On the morning of August 23, 2009, she drove to the church like she did every Sunday, reaching around 10 am (the time is pinpointed by a close convenience store camera). At 11:40 a.m., two parishioners reached and discovered the door locked. They noticed Daniels’ car sitting out front. After knocking and receiving no reaction, they walked to the nearby police station. Police reached the church and entered through a side door around noon and found out Carol’s corpse. (One source reports the door was locked, and another reports that it was open.)
She was lying behind the altar, totally nude and in a crucifix position. (It is unknown if the crucifix position was purposeful or if her corpse happened to land that way.) She had been stabbed in the neck more than 20 times, almost breaking her head. She had 12 additional stab wounds and serious lacerations on numerous locations on her body, including defensive wounds. Her hair was singed to her scalp.

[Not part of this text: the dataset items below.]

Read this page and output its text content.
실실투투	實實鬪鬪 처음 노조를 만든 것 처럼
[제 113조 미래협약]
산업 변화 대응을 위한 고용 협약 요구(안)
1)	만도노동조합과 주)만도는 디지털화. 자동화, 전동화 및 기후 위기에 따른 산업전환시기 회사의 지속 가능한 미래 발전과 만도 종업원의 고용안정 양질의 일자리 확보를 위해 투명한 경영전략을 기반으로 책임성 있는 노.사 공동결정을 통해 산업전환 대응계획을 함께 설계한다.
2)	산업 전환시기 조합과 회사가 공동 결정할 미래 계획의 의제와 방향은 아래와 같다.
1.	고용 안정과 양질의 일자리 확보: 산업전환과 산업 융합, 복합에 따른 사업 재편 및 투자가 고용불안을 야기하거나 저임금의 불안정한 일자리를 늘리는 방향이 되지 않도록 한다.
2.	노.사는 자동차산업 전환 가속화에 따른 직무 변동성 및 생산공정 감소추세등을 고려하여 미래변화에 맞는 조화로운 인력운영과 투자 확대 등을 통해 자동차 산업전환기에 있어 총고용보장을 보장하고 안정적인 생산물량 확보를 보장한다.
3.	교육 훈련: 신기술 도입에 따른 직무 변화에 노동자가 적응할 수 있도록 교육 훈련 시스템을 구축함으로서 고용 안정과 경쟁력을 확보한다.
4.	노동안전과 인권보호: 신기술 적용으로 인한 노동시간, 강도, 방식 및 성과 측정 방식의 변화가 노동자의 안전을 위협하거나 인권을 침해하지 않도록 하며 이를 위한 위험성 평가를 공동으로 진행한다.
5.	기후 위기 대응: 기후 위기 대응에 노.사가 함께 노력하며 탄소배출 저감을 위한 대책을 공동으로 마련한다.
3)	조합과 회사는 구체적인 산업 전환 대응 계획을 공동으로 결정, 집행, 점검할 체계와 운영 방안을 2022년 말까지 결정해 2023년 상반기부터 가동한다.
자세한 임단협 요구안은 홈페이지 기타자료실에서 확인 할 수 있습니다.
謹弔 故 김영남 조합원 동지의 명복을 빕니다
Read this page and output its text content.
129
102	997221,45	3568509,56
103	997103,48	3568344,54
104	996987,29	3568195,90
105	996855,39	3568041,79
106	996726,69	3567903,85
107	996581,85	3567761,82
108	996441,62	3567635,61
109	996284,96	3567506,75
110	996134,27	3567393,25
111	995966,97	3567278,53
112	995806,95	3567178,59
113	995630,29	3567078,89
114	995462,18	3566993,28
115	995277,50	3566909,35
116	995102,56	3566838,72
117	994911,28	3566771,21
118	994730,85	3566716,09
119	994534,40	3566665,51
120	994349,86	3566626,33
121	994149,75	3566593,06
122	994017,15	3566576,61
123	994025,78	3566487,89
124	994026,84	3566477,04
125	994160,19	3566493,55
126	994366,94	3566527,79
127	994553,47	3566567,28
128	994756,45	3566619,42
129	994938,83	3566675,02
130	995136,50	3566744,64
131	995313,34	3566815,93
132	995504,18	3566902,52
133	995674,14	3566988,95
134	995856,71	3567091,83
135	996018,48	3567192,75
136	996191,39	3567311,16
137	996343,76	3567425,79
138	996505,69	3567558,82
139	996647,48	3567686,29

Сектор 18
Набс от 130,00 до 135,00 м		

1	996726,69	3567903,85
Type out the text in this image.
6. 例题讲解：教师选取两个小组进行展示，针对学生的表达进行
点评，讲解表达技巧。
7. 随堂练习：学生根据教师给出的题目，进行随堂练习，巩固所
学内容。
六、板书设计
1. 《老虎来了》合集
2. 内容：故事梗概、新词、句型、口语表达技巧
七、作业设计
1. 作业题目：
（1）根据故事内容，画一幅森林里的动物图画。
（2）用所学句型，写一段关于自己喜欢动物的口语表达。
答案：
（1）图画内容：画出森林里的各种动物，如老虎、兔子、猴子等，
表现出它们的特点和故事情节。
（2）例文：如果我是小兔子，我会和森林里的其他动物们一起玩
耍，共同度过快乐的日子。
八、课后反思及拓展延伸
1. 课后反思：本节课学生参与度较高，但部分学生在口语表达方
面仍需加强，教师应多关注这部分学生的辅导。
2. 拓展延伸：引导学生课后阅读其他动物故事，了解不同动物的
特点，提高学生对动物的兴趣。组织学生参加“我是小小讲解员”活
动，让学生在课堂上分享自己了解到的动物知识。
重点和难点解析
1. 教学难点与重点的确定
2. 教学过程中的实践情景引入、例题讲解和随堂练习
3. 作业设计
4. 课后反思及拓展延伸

Her murderer had taken her clothing with them and doused her corpse with a cleaning chemical to eliminate any DNA evidence. No DNA or fingerprint evidence was discovered. Her clothes or the killing weapon have never been discovered. The crime scene itself is gone now; the building was demolished in 2010 and replaced with a memorial.
Anadarko Police called in the OSBI (Oklahoma State Bureau of Investigation), and the OSBI called in the FBI’s behavioral science specialists. There have been no other crimes related to this anywhere else in the US.
In 2014, one observer came forward and reported noticing someone with a black blouse and a knife with blood in it, and that they were carried into a shed and burned. The observer perished from a drug overdose just a few days after reporting this.
The exact video camera that captured Daniels’ appearance may have also captured her murderer fleeing; a blurry white figure leaving the same general region of the church. It was released to the public but was too low-quality and has not produced any leads thus far. (The video can be viewed here, skip to the 1:46 mark.
Rumors around the small town (community of about 6,600) pointed to two violent drugs dealers, who may have been foiled while robbing the church or looking for drug cash. They were interviewed and polygraphed, but this also direct to nothing. The main suspect, Denise Darnell Cooper or Denise Kay Cooper, passed away of cancer in 2017.
The 2017 multi-county grand jury investigation also generated no leads.
The D.A. said in 2018 he thought the case to be “solved” and even though no one was brought to justice, he will never quit attempting to close this case.
In one of the articles, it is indicated this was a robbery for drug money that went south when Carol interrupted. Nonetheless, if the church had no regular services or much of a congregation to speak of, why would the church even have cash? If there was cash, would it be left in the church or would Carol take it with her to deposit at the bank or pay utility bills for the church?
(Usually, a designated treasurer for the church would do this but it looks like it was just Carol doing everything herself?) Even if she took care of the cash would she have physically had it on her person that morning, and someone was lying in wait? I don’t see how a church with no congregation or regular services could have very much cash and this theory for the objective doesn’t add up to me and I have a lot of issues.
Was Carol the victim of a hate crime? She was a black woman in a minor rural Oklahoma town, and some religions or just “old-fashioned” folks look down on women being the leader of a church. Could it have been somebody who felt like she did not belong? The burning of the hair/scalp stands out to me, and hair can frequently be a target of harassment for black women (touching without approval, being ripped off, etc).